Signed…Disgusted Daniel in Dayton

DEAR DISGUSTED DANIEL,
YOU DIDN’T LEAVE ME ANY FREAKIN’ MILK AND COOKIES, SO I DIDN’T LEAVE YOU A FREAKIN' NINTENDO 64 GAME. AN EYE FOR AN EYE KID…


Dear Santa,
I left milk for you, but you didn’t drink any of it. Why not?
Signed…Little Joey in Austin

DEAR LITTLE JOEY,
CHECK YOUR PARENT’S LIQUOR CABINET…


Dear Santa,
When I woke up Christmas morning to see what gifts you brought for me, the Christmas tree was knocked over onto the floor. Did you do that?
Signed…Little Timothy in Tallahassee

DEAR TIMOTHY,
SEE THE LETTER ABOVE YOURS? WELL THAT’S THE HOUSE I WAS AT PRIOR TO GOING TO YOUR HOUSE. I GUESS SANTA MADE ONE TOO MANY TRIPS TO THE LIQUOR CABINET.


Dear Santa,
You’re fat!
Signed…Joanie in Jersey

DEAR JOANIE,
HAVE YOU SEEN SALLY STRUTHERS LATELY?


Dear Santa,
How did you get into my house when we don’t own a fireplace?
Signed…Cynthia in Chicago

DEAR CYNTHIA,
IT’S EASY IN CHICAGO…I HAD A LOCAL THUG BREAK INTO YOUR HOUSE. BY THE WAY, I HOPE YOUR MOM’S JEWELRY WAS INSURED.


Dear Santa,
Ever since Christmas, I have been feeling ill. My Mom and Dad think you did something bad to me. Is it true?
Signed…Six year old Sami in Somerville

DEAR SAMI,
I AM EMBARASSED TO ADMIT THIS, BUT I PUNCTURED YOUR SPLEEN. WHEN I SAW YOUR LETTER, I MISTAKENLY THOUGHT YOU WANTED AN OPERATION. I DIDN’T REALIZE YOU WANTED THE MILTON BRADLEY GAME CALLED OPERATION. SORRY…


Dear Santa,
You ruined our fireplace!
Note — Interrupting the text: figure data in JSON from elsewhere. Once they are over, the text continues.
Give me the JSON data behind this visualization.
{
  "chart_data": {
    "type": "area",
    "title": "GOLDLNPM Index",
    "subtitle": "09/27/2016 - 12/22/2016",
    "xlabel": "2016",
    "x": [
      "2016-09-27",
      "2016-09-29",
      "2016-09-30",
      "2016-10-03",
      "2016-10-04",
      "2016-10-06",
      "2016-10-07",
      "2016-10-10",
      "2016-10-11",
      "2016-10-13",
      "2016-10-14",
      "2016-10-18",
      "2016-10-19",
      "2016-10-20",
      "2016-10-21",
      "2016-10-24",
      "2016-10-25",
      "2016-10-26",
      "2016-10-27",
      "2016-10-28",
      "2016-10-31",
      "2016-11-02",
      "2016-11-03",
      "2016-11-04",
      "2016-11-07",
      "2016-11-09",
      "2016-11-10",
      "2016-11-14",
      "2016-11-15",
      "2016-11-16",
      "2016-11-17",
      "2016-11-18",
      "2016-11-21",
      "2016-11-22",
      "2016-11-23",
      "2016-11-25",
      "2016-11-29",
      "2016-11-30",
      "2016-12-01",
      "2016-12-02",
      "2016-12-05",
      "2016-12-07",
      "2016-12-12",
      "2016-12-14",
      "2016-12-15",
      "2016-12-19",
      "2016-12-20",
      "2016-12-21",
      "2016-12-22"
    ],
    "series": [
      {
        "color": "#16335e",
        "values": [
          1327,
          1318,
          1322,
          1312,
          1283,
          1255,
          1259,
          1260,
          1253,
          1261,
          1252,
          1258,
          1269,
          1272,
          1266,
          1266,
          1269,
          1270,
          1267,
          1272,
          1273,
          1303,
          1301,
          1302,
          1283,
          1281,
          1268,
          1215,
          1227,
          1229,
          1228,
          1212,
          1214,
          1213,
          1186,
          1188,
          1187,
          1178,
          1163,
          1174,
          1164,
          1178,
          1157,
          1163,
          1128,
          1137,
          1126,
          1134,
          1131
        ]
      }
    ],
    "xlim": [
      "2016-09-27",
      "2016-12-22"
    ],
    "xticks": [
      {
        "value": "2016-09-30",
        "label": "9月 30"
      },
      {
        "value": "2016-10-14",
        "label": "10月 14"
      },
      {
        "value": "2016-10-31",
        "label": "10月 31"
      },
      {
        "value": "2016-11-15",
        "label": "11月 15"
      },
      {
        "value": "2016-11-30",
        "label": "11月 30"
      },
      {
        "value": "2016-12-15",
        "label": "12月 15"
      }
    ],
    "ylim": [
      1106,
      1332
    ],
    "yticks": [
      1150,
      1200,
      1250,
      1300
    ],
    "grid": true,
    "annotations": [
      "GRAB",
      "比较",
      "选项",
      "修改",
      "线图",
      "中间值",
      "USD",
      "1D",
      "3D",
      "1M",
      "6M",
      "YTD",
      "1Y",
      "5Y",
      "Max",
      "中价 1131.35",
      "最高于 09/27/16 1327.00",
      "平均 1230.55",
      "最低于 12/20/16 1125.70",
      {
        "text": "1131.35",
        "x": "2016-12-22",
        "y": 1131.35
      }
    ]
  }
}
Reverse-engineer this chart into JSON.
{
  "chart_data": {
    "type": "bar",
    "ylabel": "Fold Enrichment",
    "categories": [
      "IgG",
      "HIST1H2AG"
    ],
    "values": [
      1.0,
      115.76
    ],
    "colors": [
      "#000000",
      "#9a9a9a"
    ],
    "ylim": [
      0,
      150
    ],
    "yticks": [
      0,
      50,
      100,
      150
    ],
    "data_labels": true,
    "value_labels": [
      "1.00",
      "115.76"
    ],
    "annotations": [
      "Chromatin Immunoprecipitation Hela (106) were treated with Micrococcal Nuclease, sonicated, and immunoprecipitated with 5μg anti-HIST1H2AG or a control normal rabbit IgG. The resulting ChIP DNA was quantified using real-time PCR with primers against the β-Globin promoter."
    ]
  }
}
My Dad wants to sue you!
Signed…Jimmy in Tempe

DEAR JIMMY,
I SEE YOUR DAD WHEN HE’S SLEEPING, I KNOW WHEN HE’S AWAKE. I ALSO KNOW WHEN HE’S SLEEPING AND HE’S AWAKE WITH ANOTHER WOMAN OTHER THAN YOUR MOM, SO LET HIM TRY TO SUE ME.


Dear Santa,
When we woke up on Christmas morning, instead of seeing presents under the tree, we found our cat dead. Do you know how it happened?
Signed…Cecilia in Wyoming

DEAR CECILIA,
YOU KNOW, SOME PEOPLE ARE NEVER SATISFIED. YOU WANTED A STUFFED ANIMAL, AND I WAS ALL OUT, SO I IMPROVISED. IN FACT, IT TOOK ME FIFTEEN MINUTES TO STUFF AND SEW YOUR CAT. YOU’RE VERY UNGRATEFUL.


Dear Santa,
While you were out delivering toys to all the good boys and girls, I was having sex with Mrs. Claus. What do you think of that?
Signed…Stud in San Jose

DEAR STUD,
THAT’S OKAY…THE DOCTOR SAID THE SYPHILIS SHOULD CLEAR UP WITHIN A FEW WEEKS.